Captain America: The Winter Soldier Review

This entry also appears on Oz’s personal blog Here

Coming off of the first movie’s magnificent execution by Joe Johnston and “pretty damn good” reception by audiences (no doubt overshadowed just a bit by Iron Man’s omega level douchebaggery and Thor’s pecs), I was curious as to how Joe and Anthony Russo would play the sequel to Captain America: The First Avenger. Would they mimic Johnston’s style of paying homage to Old Republic serials? Would they give us a semi noir-ish espionage romp as the comics have been known to dabble in throughout recent years (especially when the movie’s titular character is involved)? Or would they go the easy route and capitalize off his success in the Avengers, letting the star spangled hero smack down larger than life, ultra powerful threats to world in a standard superhero romp? The result, in its way, was the best of all worlds.
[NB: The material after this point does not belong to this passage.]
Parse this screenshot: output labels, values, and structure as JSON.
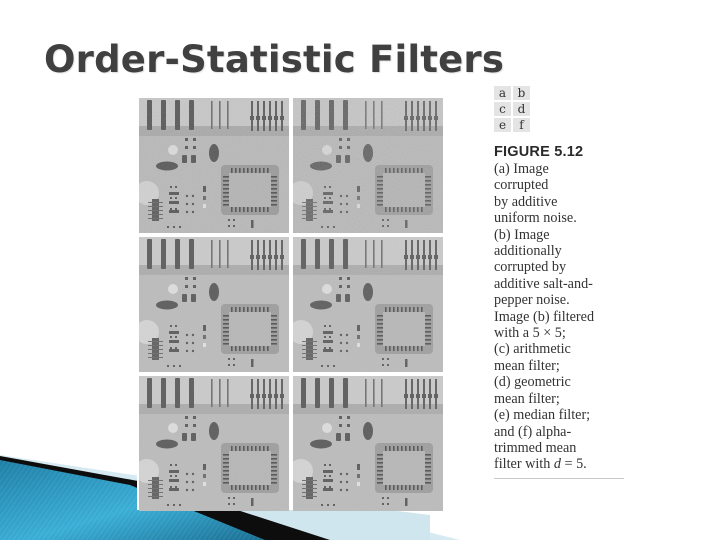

To call this movie a rollercoaster ride would be like referring to a bullet train as a taxicab. Captain America: The Winter Soldier took a route that, while safe in its own way, was definitely the most enjoyable for comic fans and civilians alike. Though it does indeed have it’s spy elements, it’s an action spy film that is more Bourne Identity (on steroids) than Tinker Tailor Soldier Spy. It makes every effort to be as accessible as possible without slowing down viewers acquainted with the previous film as well as the comics they descend from. As you’re watching, no matter how you end up feeling about what you see, you find yourself admitting that, if nothing else, Marvel’s Cinematic Universe seems to take a hardcore attitude of “These movies can’t afford to a). suck or b). alienate outsiders anymore.” Where the first movie asked, “How Does A Weak But Noble Man Become Strong and Save the World?”, Christopher Markus and Stephen McFeely, who helmed the screenplay, take the next logical step and ask, “How Can I Be Captain America When America (the powers-that-be, anyway) Sometimes Sucks?”

We find our hero, Captain America (Chris Evans) adjusting to life in modern day America, dealing with his personal life by almost completely foregoing having one. The only real personal time he ever seems to really enjoy is (literally) running laps around veteran/PTSD counselor Sam Wilson (Anthony Mackie) and his pre-mission exchanges where the Black Widow (Scarlett Johansson) suggests potential dates in an attempt to get him laid. Meanwhile, Nick Fury (Samuel L. Jackson) tries to enlighten Cap on the new way of the world, how things aren’t always as black and white as recruitment posters of old would have one believe and how “the good old days” weren’t as good or simple as he likes to believe they were.

Evans has got this “gee whiz”, wide eyed aspect of the hero down to a science, delivering as a wholesome man of conviction without ever coming off like a preachy, sanctimonious asshole. In every scene, we really feel for the guy who, while never wavering in his duty to serve and protect, still wonders whether he’s the symbol that our America needs or even wants. Jackson’s Fury is so thoroughly bathed in cool even when he’s not in control or when he’s shot all to Hell, I’m starting to think that Jackson, with the effortless way he plays him, sees this as his spirit animal, the summation of every badass, smart mouthed action junkie fantasy he’s EVER wanted to live out. He has fun with it and that shows beautifully on screen. Also, while we’re on the topic of “old school heavyweights having fun with their roles”, Robert Redford’s pompous, smug S.H.I.E.L.D. top dog, Alexander Pierce is so delightfully evil and brooding while maintaining a half-smiling Michael Scott quality at all times.

Arguably, this movie’s greatest strength is that even with all the action and obstacles Captain America is given to blitzkrieg through like the all-American quarterback he comes off as, the supporting cast never feels like a lineup of sidekicks. They’re partners who take point, hold their own, come through in clutch moments and save his ass every bit as much as he does for them. I mean, the WHOLE A-squad gives the bad guys more work than a temp agency. This is no more evident than in a scene where Fury, suspected of treason, evades and assaults (interchangeably) a strike team for a solid ten minutes before his run-in with the dreaded Winter Soldier (Sebastian Stan), who looks like he was ripped right out of a page in the comics and pasted on the goddamned screen.

And the fans will not be left wanting with this one. It features so many easter eggs, familiar faces, name drops and tie-ins to previous Marvel films as well as the much debated primetime series “Agents of S.H.I.E.L.D.”, the true nerds and continuity whores are likely already pre-ordering their dvd copies so they can spend plenty of time cherry picking for things they missed in the theater.

Bottom Line: This might just be the best movie the Marvel Cineverse has cranked out yet, photo-finishing next to The Avengers and Iron Man (in that order). 9.5 out of 10.